The Churchills, who have spent thousands of dollars in legal fees and filed more than 1,500 pages of documentation, hope the outcome will set a national precedent.
“Fighting a human rights complaint for your child brings you to your breaking point – physically, mentally and financially,” Todd Churchill told SaltWire Network on Monday, July 4. entity with far greater financial and legal resources to grind you down.
The Churchills began lobbying on Carter’s behalf about five years ago when they realized he would only get a few hours of facilitated classroom learning for his entire kindergarten year.

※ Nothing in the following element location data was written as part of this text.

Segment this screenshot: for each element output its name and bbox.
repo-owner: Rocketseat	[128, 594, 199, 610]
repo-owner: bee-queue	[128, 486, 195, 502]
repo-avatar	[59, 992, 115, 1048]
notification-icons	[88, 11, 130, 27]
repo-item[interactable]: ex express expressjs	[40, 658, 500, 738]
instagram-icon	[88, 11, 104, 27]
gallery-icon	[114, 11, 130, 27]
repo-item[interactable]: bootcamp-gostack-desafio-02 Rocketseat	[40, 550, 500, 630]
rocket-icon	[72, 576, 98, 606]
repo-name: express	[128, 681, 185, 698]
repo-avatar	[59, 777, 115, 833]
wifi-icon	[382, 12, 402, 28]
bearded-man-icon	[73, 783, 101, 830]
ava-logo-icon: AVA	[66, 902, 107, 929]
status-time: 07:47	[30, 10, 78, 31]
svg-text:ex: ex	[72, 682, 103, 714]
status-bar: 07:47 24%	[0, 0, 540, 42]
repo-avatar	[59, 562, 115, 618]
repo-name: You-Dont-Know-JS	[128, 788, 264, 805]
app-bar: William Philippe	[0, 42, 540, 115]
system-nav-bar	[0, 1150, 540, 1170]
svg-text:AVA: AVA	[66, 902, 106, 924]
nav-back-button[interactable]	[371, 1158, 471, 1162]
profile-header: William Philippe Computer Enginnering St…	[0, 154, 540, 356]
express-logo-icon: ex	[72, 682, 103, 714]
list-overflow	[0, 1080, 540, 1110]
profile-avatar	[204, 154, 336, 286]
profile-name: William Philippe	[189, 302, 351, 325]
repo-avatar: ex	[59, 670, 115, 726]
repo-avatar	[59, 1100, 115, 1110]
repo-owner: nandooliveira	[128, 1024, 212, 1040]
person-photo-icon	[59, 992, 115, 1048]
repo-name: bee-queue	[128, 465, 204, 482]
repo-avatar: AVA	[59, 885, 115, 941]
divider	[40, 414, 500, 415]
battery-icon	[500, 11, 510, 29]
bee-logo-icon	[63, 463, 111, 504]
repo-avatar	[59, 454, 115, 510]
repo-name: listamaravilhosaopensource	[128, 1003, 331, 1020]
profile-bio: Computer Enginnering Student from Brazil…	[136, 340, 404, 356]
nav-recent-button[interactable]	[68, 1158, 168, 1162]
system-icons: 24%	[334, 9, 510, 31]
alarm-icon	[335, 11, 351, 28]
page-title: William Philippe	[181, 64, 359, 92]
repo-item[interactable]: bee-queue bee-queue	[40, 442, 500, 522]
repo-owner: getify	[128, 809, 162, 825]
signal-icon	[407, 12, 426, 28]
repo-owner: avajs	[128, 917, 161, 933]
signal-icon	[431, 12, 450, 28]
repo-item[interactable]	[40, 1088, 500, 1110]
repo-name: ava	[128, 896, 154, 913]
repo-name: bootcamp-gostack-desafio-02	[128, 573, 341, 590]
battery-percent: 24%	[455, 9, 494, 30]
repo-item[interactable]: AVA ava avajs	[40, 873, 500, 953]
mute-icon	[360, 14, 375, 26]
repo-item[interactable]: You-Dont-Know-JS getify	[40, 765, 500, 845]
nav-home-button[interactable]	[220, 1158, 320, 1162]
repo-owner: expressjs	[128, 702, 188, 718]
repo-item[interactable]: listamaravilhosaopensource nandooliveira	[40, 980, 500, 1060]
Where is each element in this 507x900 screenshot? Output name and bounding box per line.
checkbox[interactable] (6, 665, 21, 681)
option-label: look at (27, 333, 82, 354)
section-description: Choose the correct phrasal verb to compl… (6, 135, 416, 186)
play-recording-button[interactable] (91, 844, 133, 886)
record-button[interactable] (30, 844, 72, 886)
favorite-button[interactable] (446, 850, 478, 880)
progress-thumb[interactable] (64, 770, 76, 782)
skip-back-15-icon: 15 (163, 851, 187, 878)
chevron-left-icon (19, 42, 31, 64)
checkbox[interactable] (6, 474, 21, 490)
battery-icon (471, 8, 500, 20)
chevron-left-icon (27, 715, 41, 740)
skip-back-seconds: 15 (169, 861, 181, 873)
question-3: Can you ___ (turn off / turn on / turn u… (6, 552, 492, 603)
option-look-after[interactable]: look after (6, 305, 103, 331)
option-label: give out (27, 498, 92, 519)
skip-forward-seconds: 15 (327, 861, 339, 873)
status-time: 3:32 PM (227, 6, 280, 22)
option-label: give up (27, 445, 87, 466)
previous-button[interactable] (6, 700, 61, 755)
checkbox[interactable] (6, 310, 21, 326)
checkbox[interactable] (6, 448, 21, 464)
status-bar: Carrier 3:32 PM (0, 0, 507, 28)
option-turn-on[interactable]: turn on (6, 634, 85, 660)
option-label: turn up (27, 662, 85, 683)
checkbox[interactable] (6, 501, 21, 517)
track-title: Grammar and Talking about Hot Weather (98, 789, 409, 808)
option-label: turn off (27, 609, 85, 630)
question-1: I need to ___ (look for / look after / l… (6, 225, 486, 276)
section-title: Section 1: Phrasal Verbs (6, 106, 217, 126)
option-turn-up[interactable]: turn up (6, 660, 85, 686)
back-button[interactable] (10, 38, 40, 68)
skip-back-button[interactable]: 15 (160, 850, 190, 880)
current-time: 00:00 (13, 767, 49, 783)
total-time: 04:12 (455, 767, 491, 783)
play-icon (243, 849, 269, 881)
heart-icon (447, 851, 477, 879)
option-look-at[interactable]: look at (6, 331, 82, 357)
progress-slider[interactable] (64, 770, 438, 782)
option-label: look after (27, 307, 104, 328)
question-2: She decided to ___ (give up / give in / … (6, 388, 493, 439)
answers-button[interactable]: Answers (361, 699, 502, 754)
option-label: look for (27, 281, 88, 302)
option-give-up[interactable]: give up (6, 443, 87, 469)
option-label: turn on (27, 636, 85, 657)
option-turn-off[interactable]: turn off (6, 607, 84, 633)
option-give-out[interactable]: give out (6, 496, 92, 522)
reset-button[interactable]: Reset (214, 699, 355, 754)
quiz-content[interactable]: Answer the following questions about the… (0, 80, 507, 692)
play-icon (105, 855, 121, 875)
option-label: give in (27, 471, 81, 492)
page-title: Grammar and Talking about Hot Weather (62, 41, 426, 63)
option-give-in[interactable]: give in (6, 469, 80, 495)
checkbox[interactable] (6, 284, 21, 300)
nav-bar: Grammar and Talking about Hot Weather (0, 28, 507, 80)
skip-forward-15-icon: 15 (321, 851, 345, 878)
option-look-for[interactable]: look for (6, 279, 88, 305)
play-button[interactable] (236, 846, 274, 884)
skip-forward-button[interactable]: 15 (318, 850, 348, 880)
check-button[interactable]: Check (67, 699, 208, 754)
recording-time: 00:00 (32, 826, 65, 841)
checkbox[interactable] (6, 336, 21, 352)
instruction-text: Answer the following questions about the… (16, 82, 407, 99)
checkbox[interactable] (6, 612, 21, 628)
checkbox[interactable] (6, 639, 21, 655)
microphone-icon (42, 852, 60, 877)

“Just imagine your child being given a teacher who is not fluent in the language and has never even been tested for their English proficiency,” he said.
One of the main problems is that proficiency in American Sign Language (ASL) is not properly tested, even among teachers who are hired on this basis.
In the early grades, children like Carter learn as much ASL as they use it to learn.
Not just Newfoundland
Churchill said he spoke to parents in New Brunswick and Nova Scotia who face the same lack of support.
“Deaf education is a bit of a mess all over the country because many places have closed their schools for deaf and integrated children, like what was done with Carter here,” he said. “So in this race for inclusion, they’ve actually created an exclusive education system.”
When the Newfoundland School for the Deaf closed in 2010, then-Minister of Education Darin King established specific standards and criteria for mainstreaming Deaf education.
At the time, the Canadian Hearing Society sent out a lengthy letter outlining exactly what could go wrong based on research elsewhere in Canada, including lack of communication, social isolation and bullying.
Churchill says the warnings were ignored and every prediction was confirmed for his son.
Churchill says they were disappointed in February when the human rights arbitrator agreed to remove the Department of Education from the hearing, arguing that the school district was solely responsible for decisions about the education of children. deaf.
The government, he said, made the decision to close the Newfoundland School for the Deaf, set policies and standards and control funding.
“We were very disappointed that the department was released from the claim, as we never would have thought they should have been.”
Ironically, the government launched plans last fall to disband the NLESD and have the Department of Education take over.
It is not clear if this will affect the case.
Peter Jackson is a Local Journalism Initiative reporter who covers Indigenous affairs for The Telegram.